The Family Part enforced the provision. Plaintiff appealed, won a battle, but lost the war, as the Appellate Division, applying de novo review of the purely legal question at issue, affirmed the ruling against him.
Judge Ostrer reviewed at length the law governing penalty clauses, and what distinguishes them from liquidated damage provisions. That very useful discussion led him to conclude that, in a traditional contract case, the provision here would be considered as an unenforceable penalty.
But the panel went on to hold that this aspect of traditional contract law does not apply to marital settlement agreements. Though such an agreement is “no less a contract” than an agreement to settle a commercial dispute, “for equitable reasons normal tenets of contract interpretation are sometimes not applicable to matrimonial matters.”

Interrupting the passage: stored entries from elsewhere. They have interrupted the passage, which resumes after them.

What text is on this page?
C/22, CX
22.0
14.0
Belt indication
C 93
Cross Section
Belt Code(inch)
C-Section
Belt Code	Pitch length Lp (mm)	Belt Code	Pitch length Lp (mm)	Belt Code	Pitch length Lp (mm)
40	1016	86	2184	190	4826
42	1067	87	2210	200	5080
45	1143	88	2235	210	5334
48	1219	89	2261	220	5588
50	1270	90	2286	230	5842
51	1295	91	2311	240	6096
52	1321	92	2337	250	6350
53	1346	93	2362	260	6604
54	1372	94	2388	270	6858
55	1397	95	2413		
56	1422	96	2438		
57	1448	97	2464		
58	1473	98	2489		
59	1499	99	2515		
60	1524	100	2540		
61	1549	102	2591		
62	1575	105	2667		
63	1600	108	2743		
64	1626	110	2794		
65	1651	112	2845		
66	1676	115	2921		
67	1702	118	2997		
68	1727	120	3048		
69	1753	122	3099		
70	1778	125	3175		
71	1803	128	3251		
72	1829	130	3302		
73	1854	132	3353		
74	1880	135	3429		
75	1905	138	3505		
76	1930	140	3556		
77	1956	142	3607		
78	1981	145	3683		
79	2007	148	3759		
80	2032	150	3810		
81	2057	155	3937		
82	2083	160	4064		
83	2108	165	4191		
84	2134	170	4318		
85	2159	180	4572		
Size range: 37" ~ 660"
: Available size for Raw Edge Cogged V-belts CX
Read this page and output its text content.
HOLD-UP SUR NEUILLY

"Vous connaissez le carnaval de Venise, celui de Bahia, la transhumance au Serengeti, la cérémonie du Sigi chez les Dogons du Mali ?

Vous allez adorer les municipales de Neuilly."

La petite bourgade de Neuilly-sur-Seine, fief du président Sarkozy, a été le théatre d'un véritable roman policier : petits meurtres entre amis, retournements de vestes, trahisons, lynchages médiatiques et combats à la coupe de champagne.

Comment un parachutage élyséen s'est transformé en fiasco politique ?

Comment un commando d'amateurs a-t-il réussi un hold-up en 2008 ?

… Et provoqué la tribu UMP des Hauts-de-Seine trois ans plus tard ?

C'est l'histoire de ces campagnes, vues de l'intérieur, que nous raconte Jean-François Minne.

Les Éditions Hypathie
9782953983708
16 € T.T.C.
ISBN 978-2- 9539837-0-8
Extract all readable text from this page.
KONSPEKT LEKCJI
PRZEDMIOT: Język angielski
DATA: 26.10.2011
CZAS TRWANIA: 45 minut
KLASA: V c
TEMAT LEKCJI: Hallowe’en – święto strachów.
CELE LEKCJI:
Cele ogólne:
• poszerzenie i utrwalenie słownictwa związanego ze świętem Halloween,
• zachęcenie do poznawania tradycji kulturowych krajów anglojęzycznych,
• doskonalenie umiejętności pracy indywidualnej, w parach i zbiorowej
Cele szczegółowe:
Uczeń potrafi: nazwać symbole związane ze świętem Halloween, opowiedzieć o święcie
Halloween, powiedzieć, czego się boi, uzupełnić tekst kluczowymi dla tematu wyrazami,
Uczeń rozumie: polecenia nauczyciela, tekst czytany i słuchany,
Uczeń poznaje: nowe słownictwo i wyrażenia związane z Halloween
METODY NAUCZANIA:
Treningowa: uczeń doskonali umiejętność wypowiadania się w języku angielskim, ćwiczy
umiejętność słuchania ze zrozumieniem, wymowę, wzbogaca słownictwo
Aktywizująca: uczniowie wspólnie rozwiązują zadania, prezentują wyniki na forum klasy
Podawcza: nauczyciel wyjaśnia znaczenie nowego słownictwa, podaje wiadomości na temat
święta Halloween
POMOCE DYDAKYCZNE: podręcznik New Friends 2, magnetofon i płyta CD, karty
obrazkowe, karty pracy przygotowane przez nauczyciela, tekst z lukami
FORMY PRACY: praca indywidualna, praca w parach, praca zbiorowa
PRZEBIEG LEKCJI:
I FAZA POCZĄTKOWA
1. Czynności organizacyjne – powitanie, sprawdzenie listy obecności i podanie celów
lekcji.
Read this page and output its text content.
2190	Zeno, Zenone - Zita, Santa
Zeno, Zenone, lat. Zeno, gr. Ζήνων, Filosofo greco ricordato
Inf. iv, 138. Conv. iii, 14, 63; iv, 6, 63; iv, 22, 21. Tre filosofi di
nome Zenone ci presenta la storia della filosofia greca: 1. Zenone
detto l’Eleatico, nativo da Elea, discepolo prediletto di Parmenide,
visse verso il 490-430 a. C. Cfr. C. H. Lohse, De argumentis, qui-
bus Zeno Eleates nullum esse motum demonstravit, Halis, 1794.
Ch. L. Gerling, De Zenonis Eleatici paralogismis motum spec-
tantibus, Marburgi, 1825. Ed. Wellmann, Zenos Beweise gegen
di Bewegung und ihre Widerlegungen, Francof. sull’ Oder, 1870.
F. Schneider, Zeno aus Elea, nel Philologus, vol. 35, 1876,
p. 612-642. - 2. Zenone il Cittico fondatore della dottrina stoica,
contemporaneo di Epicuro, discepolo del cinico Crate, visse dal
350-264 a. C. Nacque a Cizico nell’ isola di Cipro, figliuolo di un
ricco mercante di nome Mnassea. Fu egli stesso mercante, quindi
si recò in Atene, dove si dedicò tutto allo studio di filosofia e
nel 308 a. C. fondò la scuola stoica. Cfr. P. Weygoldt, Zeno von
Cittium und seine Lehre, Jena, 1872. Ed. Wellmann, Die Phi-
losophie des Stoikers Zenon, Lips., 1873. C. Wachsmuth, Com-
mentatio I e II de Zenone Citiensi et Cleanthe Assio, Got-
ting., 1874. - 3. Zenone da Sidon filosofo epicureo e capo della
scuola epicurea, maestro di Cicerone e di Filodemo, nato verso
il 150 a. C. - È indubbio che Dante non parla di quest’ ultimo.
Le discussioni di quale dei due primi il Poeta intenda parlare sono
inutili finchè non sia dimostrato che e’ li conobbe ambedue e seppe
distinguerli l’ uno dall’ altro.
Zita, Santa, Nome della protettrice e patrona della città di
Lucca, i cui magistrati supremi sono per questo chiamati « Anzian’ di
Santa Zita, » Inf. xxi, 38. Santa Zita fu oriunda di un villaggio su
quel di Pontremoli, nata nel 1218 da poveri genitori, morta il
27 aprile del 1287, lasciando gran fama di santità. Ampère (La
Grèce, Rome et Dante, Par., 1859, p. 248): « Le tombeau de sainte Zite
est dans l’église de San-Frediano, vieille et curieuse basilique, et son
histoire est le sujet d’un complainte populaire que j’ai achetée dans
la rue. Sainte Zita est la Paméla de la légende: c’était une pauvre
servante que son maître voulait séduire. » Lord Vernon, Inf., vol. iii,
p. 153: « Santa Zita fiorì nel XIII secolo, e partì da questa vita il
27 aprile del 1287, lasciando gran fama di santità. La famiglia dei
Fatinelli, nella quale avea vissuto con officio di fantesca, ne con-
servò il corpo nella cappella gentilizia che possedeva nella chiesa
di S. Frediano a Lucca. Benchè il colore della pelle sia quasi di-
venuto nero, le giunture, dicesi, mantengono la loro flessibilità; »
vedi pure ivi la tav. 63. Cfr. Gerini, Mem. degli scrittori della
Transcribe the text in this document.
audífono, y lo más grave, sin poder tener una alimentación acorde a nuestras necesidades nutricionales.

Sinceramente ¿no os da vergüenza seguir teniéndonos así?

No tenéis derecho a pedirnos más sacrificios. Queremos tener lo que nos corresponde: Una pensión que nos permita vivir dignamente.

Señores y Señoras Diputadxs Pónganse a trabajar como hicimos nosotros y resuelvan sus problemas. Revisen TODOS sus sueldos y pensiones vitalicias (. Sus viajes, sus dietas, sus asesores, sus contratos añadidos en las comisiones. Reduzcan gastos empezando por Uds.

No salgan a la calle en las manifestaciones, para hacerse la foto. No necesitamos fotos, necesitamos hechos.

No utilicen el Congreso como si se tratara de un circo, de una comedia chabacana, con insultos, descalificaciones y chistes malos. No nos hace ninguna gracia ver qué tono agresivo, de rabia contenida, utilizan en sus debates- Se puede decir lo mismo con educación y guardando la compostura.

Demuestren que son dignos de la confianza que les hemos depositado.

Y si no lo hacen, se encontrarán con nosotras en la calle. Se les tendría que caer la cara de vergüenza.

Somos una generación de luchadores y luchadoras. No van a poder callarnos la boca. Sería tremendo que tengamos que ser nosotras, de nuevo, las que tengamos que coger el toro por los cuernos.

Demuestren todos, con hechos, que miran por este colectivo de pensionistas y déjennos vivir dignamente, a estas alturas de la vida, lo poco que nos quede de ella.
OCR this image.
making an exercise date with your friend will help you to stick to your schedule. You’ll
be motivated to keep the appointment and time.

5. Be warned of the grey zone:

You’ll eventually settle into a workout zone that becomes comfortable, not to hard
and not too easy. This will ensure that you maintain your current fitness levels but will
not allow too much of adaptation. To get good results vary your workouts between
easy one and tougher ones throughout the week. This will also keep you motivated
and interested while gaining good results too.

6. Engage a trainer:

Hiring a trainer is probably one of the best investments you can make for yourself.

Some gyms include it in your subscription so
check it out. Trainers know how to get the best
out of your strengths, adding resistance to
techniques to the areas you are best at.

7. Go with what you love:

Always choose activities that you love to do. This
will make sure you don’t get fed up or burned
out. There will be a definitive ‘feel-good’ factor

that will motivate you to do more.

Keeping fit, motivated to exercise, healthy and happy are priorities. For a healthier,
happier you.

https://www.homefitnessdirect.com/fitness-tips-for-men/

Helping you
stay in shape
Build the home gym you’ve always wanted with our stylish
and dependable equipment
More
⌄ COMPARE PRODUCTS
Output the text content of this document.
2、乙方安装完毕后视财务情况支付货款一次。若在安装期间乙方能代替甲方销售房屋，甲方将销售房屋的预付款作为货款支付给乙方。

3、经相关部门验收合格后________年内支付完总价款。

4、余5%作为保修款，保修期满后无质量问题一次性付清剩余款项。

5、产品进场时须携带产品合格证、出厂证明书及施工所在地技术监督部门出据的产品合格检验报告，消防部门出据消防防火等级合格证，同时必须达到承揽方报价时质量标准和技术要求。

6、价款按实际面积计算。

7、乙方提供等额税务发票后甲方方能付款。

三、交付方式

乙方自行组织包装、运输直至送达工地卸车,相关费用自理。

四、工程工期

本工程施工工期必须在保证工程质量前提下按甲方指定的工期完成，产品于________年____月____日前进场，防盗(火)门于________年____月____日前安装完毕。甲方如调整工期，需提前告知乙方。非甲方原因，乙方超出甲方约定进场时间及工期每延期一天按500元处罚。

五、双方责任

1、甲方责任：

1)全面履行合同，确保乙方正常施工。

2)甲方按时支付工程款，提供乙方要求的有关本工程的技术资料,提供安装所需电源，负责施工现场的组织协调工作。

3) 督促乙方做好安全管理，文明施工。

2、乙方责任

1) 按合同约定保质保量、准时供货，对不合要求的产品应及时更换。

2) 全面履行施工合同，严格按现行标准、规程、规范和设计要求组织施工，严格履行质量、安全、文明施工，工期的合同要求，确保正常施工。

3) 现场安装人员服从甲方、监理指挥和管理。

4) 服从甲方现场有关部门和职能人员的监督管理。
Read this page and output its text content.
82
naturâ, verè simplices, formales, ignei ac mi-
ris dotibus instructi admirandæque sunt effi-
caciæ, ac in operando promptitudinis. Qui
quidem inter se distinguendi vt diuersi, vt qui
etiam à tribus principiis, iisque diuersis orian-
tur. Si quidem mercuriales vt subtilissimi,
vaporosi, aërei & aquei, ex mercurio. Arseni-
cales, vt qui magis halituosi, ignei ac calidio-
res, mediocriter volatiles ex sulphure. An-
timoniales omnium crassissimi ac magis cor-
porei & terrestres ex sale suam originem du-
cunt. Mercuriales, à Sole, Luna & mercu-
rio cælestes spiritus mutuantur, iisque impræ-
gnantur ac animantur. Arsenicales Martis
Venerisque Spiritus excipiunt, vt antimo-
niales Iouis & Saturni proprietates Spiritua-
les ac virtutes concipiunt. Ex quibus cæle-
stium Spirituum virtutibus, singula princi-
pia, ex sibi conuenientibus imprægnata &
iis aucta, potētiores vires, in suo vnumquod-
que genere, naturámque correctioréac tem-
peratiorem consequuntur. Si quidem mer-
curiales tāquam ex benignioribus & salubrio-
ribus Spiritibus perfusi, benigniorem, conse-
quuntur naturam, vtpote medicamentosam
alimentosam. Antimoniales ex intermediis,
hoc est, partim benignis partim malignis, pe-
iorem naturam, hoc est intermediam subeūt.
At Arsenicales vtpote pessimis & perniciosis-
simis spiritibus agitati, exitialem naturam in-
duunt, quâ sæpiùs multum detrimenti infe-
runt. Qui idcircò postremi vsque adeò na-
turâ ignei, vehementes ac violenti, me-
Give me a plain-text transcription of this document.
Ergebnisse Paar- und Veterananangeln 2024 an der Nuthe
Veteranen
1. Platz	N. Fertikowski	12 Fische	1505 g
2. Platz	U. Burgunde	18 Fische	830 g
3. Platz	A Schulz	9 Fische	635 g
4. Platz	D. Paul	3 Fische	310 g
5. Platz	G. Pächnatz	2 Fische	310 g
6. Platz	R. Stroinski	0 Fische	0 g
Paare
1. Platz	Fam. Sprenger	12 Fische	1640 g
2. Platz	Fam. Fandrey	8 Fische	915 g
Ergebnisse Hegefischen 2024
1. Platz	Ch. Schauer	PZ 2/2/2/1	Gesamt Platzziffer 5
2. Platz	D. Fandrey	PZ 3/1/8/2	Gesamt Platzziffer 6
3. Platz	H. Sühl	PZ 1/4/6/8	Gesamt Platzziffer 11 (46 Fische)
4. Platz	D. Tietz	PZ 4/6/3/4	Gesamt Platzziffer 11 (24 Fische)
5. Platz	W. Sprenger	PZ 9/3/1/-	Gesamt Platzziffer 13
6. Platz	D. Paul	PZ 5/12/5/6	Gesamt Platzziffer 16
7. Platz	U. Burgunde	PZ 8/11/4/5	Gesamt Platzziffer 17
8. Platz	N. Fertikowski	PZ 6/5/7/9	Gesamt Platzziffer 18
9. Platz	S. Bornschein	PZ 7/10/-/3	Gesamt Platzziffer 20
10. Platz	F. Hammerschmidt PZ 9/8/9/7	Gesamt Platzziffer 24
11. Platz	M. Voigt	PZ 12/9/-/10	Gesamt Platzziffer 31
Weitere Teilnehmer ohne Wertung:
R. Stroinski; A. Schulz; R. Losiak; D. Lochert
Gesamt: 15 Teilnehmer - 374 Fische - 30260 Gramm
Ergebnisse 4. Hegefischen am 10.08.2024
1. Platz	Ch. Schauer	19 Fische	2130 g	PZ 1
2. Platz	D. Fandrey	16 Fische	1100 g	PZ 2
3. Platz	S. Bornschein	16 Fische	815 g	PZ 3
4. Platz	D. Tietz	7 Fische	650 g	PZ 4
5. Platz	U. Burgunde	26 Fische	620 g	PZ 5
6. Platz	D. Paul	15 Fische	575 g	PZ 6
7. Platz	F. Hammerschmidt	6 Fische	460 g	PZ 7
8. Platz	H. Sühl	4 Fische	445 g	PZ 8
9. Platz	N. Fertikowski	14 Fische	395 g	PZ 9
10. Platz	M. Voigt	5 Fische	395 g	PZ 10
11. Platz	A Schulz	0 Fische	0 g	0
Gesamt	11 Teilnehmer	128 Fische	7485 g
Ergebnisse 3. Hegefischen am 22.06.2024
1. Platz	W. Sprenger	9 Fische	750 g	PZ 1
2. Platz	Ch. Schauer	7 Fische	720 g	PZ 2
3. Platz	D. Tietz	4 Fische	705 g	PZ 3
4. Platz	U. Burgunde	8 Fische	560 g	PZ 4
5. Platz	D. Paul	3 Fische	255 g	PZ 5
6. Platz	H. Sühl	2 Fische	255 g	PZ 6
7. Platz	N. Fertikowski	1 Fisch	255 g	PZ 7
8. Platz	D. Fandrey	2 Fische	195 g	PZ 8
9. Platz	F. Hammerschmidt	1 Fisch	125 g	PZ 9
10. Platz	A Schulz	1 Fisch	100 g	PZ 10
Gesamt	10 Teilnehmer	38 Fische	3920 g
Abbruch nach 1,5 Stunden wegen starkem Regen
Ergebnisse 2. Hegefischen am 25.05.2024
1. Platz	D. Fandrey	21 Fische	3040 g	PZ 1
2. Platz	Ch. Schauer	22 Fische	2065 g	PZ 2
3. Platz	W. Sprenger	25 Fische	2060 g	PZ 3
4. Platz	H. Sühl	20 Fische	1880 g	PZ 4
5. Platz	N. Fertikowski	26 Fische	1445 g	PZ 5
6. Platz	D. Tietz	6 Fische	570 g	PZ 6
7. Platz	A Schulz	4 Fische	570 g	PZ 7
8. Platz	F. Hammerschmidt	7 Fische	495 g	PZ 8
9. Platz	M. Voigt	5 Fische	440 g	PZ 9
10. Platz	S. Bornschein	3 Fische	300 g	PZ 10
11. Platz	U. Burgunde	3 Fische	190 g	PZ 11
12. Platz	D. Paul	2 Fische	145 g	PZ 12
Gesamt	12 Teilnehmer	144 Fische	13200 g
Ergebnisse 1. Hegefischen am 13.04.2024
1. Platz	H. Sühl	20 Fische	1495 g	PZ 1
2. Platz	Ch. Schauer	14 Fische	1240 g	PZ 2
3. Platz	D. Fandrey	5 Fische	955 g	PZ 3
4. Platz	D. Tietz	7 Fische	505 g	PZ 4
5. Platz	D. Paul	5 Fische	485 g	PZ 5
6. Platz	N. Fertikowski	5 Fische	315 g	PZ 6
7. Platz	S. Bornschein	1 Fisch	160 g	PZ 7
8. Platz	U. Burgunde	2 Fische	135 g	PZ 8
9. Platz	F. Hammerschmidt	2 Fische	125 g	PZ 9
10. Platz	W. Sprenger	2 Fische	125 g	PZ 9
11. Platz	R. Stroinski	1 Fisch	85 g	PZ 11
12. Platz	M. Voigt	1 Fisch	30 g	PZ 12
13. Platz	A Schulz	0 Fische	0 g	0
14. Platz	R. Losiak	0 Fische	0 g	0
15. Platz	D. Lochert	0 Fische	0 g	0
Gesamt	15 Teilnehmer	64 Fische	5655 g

Quoting a law review article, Judge Ostrer observed that the normal penalty rule “deprives a non-breaching party of adequate compensation for ‘idiosyncratic value,’ such as sentimental attachment, as opposed to ‘objective market valuation.'” In the matrimonial context, “post-divorce peace” is a highly-valued thing that is not covered by traditional penalty principles.
Judge Ostrer went on to note that “[t]he penalty rule also does not account for the fact that parties to matrimonial agreements may behave far differently than the rational economic actors presumed to participate in typical contractual relationships.” For example, he said, parties may take actions simply to harm the other party, whether such actions are economically efficient or rational, or not.
Finally, the fact that Court Rules allow monetary sanctions for violations of matrimonial settlement agreements “reflect a public policy that is receptive to penalty clauses designed to achieve the same end.” That policy, along with the policy of enforcing divorcing parties’ own choice of contractual provisions, led Judge Ostrer to conclude that the penalty rule is inapplicable in the marital settlement agreement context. In reaching that conclusion, the panel found persuasive decisions from other states that had reached that same result, acknowledging, however, that other jurisdictions, whose rulings were deemed unpersuasive, had come out the other way.
Judge Ostrer ended by suggesting that Family Part judges “scrutinize a penalty provision in light of the totality of circumstances.” He cited a number of circumstances to be considered. The Family Part, Judge Ostrer said, has broad authority “to reform a penalty provision to achieve fairness and equity.”
Here, the totality of the circumstances, including plaintiff’s sophistication and great wealth, and the fact that he was represented by counsel and thus knew what the penalty clause meant, pointed toward enforcing that provision. The panel thus affirmed the decision of the Family Part.